A articulação contou com o aval de Maia, mas teria sido abortada pelo senador José Agripino (RN), que tinha pretensão de ser o vice de Aécio Neves na disputa.
Solitário
Na quarta-feira passada, Dias estava sozinho no saguão de um hotel de Porto Alegre quando recebeu o Estado para acompanhá-lo pelo Sul. Chegou na noite anterior em um voo de carreira vindo do Rio de Janeiro. O senador respirou aliviado quando soube que, dessa vez, a secretaria do Podemos escolheu um hotel confortável. "Da última vez que estive aqui me colocaram em um hotel que não tinha cortina 'blackout'. A porta do frigobar não fechava. Reclamei!".
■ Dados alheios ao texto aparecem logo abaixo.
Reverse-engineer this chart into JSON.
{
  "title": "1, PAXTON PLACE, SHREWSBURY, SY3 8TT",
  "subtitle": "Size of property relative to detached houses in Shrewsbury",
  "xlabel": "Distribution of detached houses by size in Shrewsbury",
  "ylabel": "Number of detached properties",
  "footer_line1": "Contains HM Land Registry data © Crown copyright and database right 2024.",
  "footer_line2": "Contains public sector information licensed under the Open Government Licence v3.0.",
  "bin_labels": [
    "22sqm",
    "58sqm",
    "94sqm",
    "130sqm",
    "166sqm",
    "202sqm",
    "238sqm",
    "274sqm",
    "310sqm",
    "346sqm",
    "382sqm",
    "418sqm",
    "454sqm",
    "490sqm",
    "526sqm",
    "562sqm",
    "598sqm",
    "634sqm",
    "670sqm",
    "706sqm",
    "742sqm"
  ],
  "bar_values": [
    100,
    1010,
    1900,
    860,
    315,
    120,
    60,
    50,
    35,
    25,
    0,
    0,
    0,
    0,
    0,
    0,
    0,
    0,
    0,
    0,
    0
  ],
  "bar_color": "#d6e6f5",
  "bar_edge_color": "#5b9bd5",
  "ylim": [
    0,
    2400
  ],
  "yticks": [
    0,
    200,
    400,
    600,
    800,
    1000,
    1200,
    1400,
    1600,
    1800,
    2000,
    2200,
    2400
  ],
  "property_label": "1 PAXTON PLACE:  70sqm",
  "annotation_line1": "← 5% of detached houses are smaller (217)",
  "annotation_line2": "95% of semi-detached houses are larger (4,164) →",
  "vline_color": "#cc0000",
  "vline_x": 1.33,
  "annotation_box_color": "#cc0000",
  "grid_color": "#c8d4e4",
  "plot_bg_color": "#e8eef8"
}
A última parada na viagem pelo Sul foi em Gramado, onde participou na quinta-feira do debate que reuniu pela primeira vez no mesmo palco, além dele, quatro pré-candidatos: Manuela Dávila (PCdoB), Henrique Meirelles (MDB), Ciro Gomes (PDT) e Guilherme Boulos (PSOL). Sentiu-se à vontade ao fazer coro as críticas ao governo Temer ao lado de Ciro, Boulos e Manuela.
O Estado de S. Paulo.
(Pedro Venceslau, especial para O Estado).